4. ‘A Cruel Romance’ (1984)

Based on the 19th-century classic Russian play, “Without a Dowry,” by Alexander Ostrovsky, the movie tells the tragic story of a poor young woman who is in love with a man who is also not indifferent to her but who chooses to marry a rich woman. The protagonist becomes desperate when she understands that she cannot be with the one she loves. Meanwhile, a local rich man proposes her to be his mistress, and she is inclined to agree given her circumstances. However, she is killed by a jealous and pathetic man who she agrees to marry in order to avenge her lover. Before dying she thanks her killer as he allegedly saved her from a fate that would make her miserable.

Actor and director Nikita Mikhalkov, who played the protagonist’s lover in this tense psychological drama, claimed that she was not a victim of a calculated seducer but of the “width of his soul.” There’s a lot of gypsy music in the movie that according to its director “creates the strain that our ancestors loved so much.” The film has a lot of passion and soul-searching.

5. ‘My Affectionate and Tender Beast’ (1978)

This is another story of an unhappy beautiful young woman. She is poor and oscillates between love and security while getting involved with three men who live near her. She gets married with one, becomes romantically involved with the other and confesses her love to the third. The psychological complexity of the situation is seen in the most famous scene where she is dancing with her new husband, while recalling the time with her lover crying and smiling at the same time. It predictably ends when she is killed by one of the men. The movie is based on Anton Chekhov’s play “The Shooting Party.”

The memorable melody from the dancing scene was composed by Evgeniy Doga, a Soviet Moldavian composer. They say that even US President Ronald Reagan liked this immensely popular melody, although it’s not clear how he came across it. Some Russian media claim he called it his “favorite modern melody” (link in Russian).

6. ‘Moscow does not Believe in Tears’ (1980)

Surprisingly, Reagan also has something to do with this movie too. They say he watched the film several times before meeting Soviet leader Mikhail Gorbachev in order to understand better the Russian soul.

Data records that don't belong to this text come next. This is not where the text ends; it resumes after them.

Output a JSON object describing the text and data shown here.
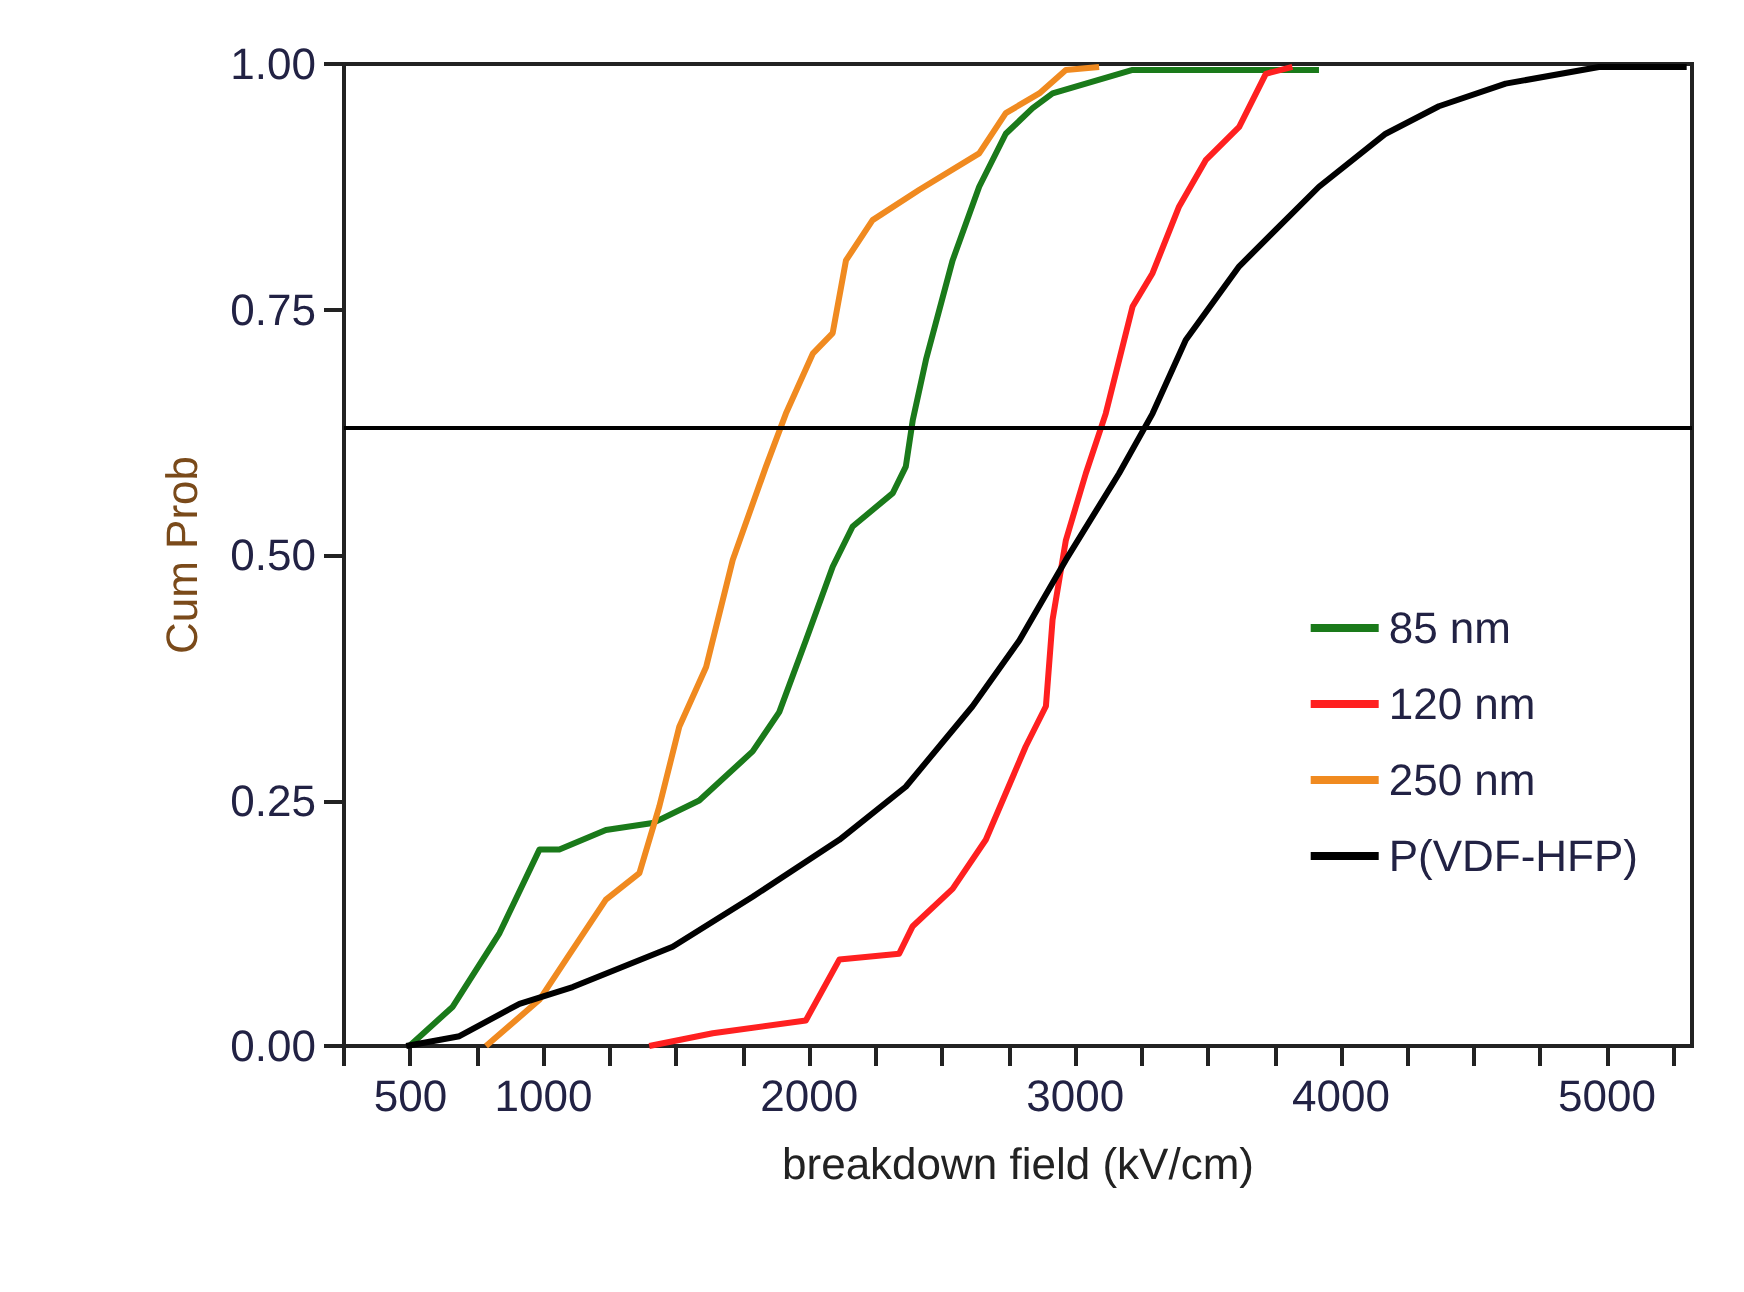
{
  "chart_data": {
    "type": "line",
    "xlabel": "breakdown field (kV/cm)",
    "ylabel": "Cum Prob",
    "xlim": [
      250,
      5320
    ],
    "ylim": [
      0,
      1
    ],
    "xticks": [
      {
        "value": 250,
        "label": null
      },
      500,
      {
        "value": 750,
        "label": null
      },
      1000,
      {
        "value": 1250,
        "label": null
      },
      {
        "value": 1500,
        "label": null
      },
      {
        "value": 1750,
        "label": null
      },
      2000,
      {
        "value": 2250,
        "label": null
      },
      {
        "value": 2500,
        "label": null
      },
      {
        "value": 2750,
        "label": null
      },
      3000,
      {
        "value": 3250,
        "label": null
      },
      {
        "value": 3500,
        "label": null
      },
      {
        "value": 3750,
        "label": null
      },
      4000,
      {
        "value": 4250,
        "label": null
      },
      {
        "value": 4500,
        "label": null
      },
      {
        "value": 4750,
        "label": null
      },
      5000,
      {
        "value": 5250,
        "label": null
      }
    ],
    "yticks": [
      {
        "value": 0,
        "label": "0.00"
      },
      {
        "value": 0.25,
        "label": "0.25"
      },
      {
        "value": 0.5,
        "label": "0.50"
      },
      {
        "value": 0.75,
        "label": "0.75"
      },
      {
        "value": 1,
        "label": "1.00"
      }
    ],
    "grid": false,
    "legend": "right",
    "marker": "none",
    "line_style": "solid",
    "ref_lines": [
      {
        "axis": "y",
        "value": 0.632,
        "color": "#000000"
      }
    ],
    "series": [
      {
        "name": "85 nm",
        "color": "#1a7a1a",
        "x": [
          496,
          659,
          835,
          985,
          1060,
          1235,
          1411,
          1586,
          1787,
          1887,
          1987,
          2088,
          2163,
          2314,
          2363,
          2389,
          2439,
          2539,
          2639,
          2739,
          2840,
          2915,
          3216,
          3917
        ],
        "values": [
          0,
          0.04,
          0.115,
          0.2,
          0.2,
          0.22,
          0.227,
          0.25,
          0.3,
          0.34,
          0.413,
          0.488,
          0.529,
          0.563,
          0.59,
          0.637,
          0.699,
          0.8,
          0.875,
          0.929,
          0.955,
          0.97,
          0.994,
          0.994
        ]
      },
      {
        "name": "120 nm",
        "color": "#ff2020",
        "x": [
          1398,
          1637,
          1987,
          2113,
          2338,
          2389,
          2539,
          2664,
          2814,
          2890,
          2915,
          2965,
          3040,
          3115,
          3216,
          3291,
          3391,
          3491,
          3617,
          3717,
          3817
        ],
        "values": [
          0,
          0.013,
          0.026,
          0.088,
          0.094,
          0.122,
          0.16,
          0.21,
          0.305,
          0.346,
          0.434,
          0.515,
          0.583,
          0.644,
          0.753,
          0.787,
          0.855,
          0.902,
          0.936,
          0.99,
          0.997
        ]
      },
      {
        "name": "250 nm",
        "color": "#f08a20",
        "x": [
          784,
          985,
          1085,
          1235,
          1361,
          1436,
          1511,
          1612,
          1712,
          1837,
          1912,
          2013,
          2088,
          2138,
          2238,
          2414,
          2639,
          2739,
          2865,
          2965,
          3090
        ],
        "values": [
          0,
          0.047,
          0.088,
          0.149,
          0.176,
          0.244,
          0.325,
          0.386,
          0.495,
          0.59,
          0.644,
          0.705,
          0.726,
          0.8,
          0.841,
          0.872,
          0.909,
          0.95,
          0.97,
          0.994,
          0.997
        ]
      },
      {
        "name": "P(VDF-HFP)",
        "color": "#000000",
        "x": [
          484,
          684,
          910,
          1110,
          1486,
          1787,
          2113,
          2363,
          2614,
          2790,
          2965,
          3165,
          3291,
          3416,
          3617,
          3917,
          4168,
          4368,
          4619,
          4970,
          5300
        ],
        "values": [
          0,
          0.01,
          0.043,
          0.06,
          0.101,
          0.152,
          0.21,
          0.264,
          0.346,
          0.413,
          0.495,
          0.583,
          0.644,
          0.719,
          0.794,
          0.875,
          0.929,
          0.957,
          0.98,
          0.997,
          0.997
        ]
      }
    ]
  }
}
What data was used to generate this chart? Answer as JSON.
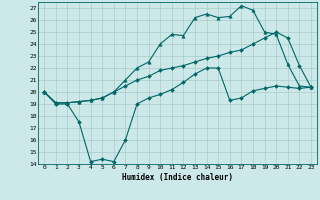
{
  "title": "",
  "xlabel": "Humidex (Indice chaleur)",
  "bg_color": "#cce8e8",
  "grid_color": "#aacccc",
  "line_color": "#006666",
  "xlim": [
    -0.5,
    23.5
  ],
  "ylim": [
    14,
    27.5
  ],
  "xticks": [
    0,
    1,
    2,
    3,
    4,
    5,
    6,
    7,
    8,
    9,
    10,
    11,
    12,
    13,
    14,
    15,
    16,
    17,
    18,
    19,
    20,
    21,
    22,
    23
  ],
  "yticks": [
    14,
    15,
    16,
    17,
    18,
    19,
    20,
    21,
    22,
    23,
    24,
    25,
    26,
    27
  ],
  "line1_x": [
    0,
    1,
    2,
    3,
    4,
    5,
    6,
    7,
    8,
    9,
    10,
    11,
    12,
    13,
    14,
    15,
    16,
    17,
    18,
    19,
    20,
    21,
    22,
    23
  ],
  "line1_y": [
    20,
    19,
    19,
    17.5,
    14.2,
    14.4,
    14.2,
    16,
    19,
    19.5,
    19.8,
    20.2,
    20.8,
    21.5,
    22,
    22,
    19.3,
    19.5,
    20.1,
    20.3,
    20.5,
    20.4,
    20.3,
    20.4
  ],
  "line2_x": [
    0,
    1,
    2,
    3,
    4,
    5,
    6,
    7,
    8,
    9,
    10,
    11,
    12,
    13,
    14,
    15,
    16,
    17,
    18,
    19,
    20,
    21,
    22,
    23
  ],
  "line2_y": [
    20,
    19.1,
    19.1,
    19.2,
    19.3,
    19.5,
    20,
    21,
    22,
    22.5,
    24,
    24.8,
    24.7,
    26.2,
    26.5,
    26.2,
    26.3,
    27.2,
    26.8,
    25,
    24.8,
    22.3,
    20.5,
    20.4
  ],
  "line3_x": [
    0,
    1,
    2,
    3,
    4,
    5,
    6,
    7,
    8,
    9,
    10,
    11,
    12,
    13,
    14,
    15,
    16,
    17,
    18,
    19,
    20,
    21,
    22,
    23
  ],
  "line3_y": [
    20,
    19.1,
    19.1,
    19.2,
    19.3,
    19.5,
    20,
    20.5,
    21,
    21.3,
    21.8,
    22,
    22.2,
    22.5,
    22.8,
    23,
    23.3,
    23.5,
    24,
    24.5,
    25,
    24.5,
    22.2,
    20.4
  ]
}
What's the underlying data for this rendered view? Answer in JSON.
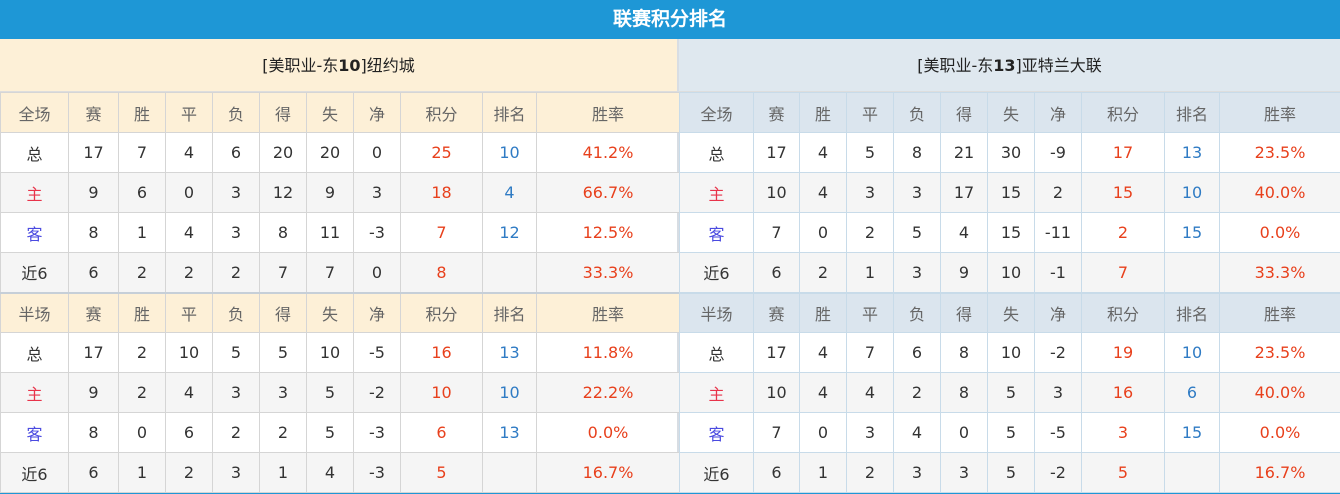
{
  "title": "联赛积分排名",
  "colors": {
    "title_bar": "#1e97d6",
    "points": "#e8401c",
    "rank": "#2f7bc4",
    "home": "#e8334a",
    "away": "#4a4ae0"
  },
  "headers_full": [
    "全场",
    "赛",
    "胜",
    "平",
    "负",
    "得",
    "失",
    "净",
    "积分",
    "排名",
    "胜率"
  ],
  "headers_half": [
    "半场",
    "赛",
    "胜",
    "平",
    "负",
    "得",
    "失",
    "净",
    "积分",
    "排名",
    "胜率"
  ],
  "teams": [
    {
      "prefix": "[美职业-东",
      "rank": "10",
      "suffix": "]纽约城",
      "full": [
        [
          "总",
          "17",
          "7",
          "4",
          "6",
          "20",
          "20",
          "0",
          "25",
          "10",
          "41.2%"
        ],
        [
          "主",
          "9",
          "6",
          "0",
          "3",
          "12",
          "9",
          "3",
          "18",
          "4",
          "66.7%"
        ],
        [
          "客",
          "8",
          "1",
          "4",
          "3",
          "8",
          "11",
          "-3",
          "7",
          "12",
          "12.5%"
        ],
        [
          "近6",
          "6",
          "2",
          "2",
          "2",
          "7",
          "7",
          "0",
          "8",
          "",
          "33.3%"
        ]
      ],
      "half": [
        [
          "总",
          "17",
          "2",
          "10",
          "5",
          "5",
          "10",
          "-5",
          "16",
          "13",
          "11.8%"
        ],
        [
          "主",
          "9",
          "2",
          "4",
          "3",
          "3",
          "5",
          "-2",
          "10",
          "10",
          "22.2%"
        ],
        [
          "客",
          "8",
          "0",
          "6",
          "2",
          "2",
          "5",
          "-3",
          "6",
          "13",
          "0.0%"
        ],
        [
          "近6",
          "6",
          "1",
          "2",
          "3",
          "1",
          "4",
          "-3",
          "5",
          "",
          "16.7%"
        ]
      ]
    },
    {
      "prefix": "[美职业-东",
      "rank": "13",
      "suffix": "]亚特兰大联",
      "full": [
        [
          "总",
          "17",
          "4",
          "5",
          "8",
          "21",
          "30",
          "-9",
          "17",
          "13",
          "23.5%"
        ],
        [
          "主",
          "10",
          "4",
          "3",
          "3",
          "17",
          "15",
          "2",
          "15",
          "10",
          "40.0%"
        ],
        [
          "客",
          "7",
          "0",
          "2",
          "5",
          "4",
          "15",
          "-11",
          "2",
          "15",
          "0.0%"
        ],
        [
          "近6",
          "6",
          "2",
          "1",
          "3",
          "9",
          "10",
          "-1",
          "7",
          "",
          "33.3%"
        ]
      ],
      "half": [
        [
          "总",
          "17",
          "4",
          "7",
          "6",
          "8",
          "10",
          "-2",
          "19",
          "10",
          "23.5%"
        ],
        [
          "主",
          "10",
          "4",
          "4",
          "2",
          "8",
          "5",
          "3",
          "16",
          "6",
          "40.0%"
        ],
        [
          "客",
          "7",
          "0",
          "3",
          "4",
          "0",
          "5",
          "-5",
          "3",
          "15",
          "0.0%"
        ],
        [
          "近6",
          "6",
          "1",
          "2",
          "3",
          "3",
          "5",
          "-2",
          "5",
          "",
          "16.7%"
        ]
      ]
    }
  ]
}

The Oscar-winning movie is a story of three girlfriends. One of them, the main character Katerina, is determined to build a career and enter university. Another one sees life in Moscow as a big lottery, while the third one works as a painter at a construction site and marries a fellow worker. Against all odds, Katerina forges a spectacular career and finds true love, who was played by the same actor as the lover of Veronica from “Cranes are Flying”, Alexey Batalov. Not only Reagan saw the movie several times; millions of Russians did the same, obviously finding something appealing in Katerina and the other characters.

7. Brother (1997)

This crime drama by director Alexey Balabanov has cult status in Russia. The sequel, Brother-2, probably was even more popular. “Brother” tells the story of a young man, Danila, who recently served in the military and then came to St. Petersburg to stay with his brother. The latter turned out to be a hit man, and involves the protagonist in his crimes. Later, he betrays Danila, who nevertheless forgives his brother, sentimentally reminding him about the time of their childhood.

Danila is seen as a person driven by ideals of justice and who helps those in need. However, he is also a tough guy who easily resorts to violence to uphold his beliefs, and sees no problem in killing.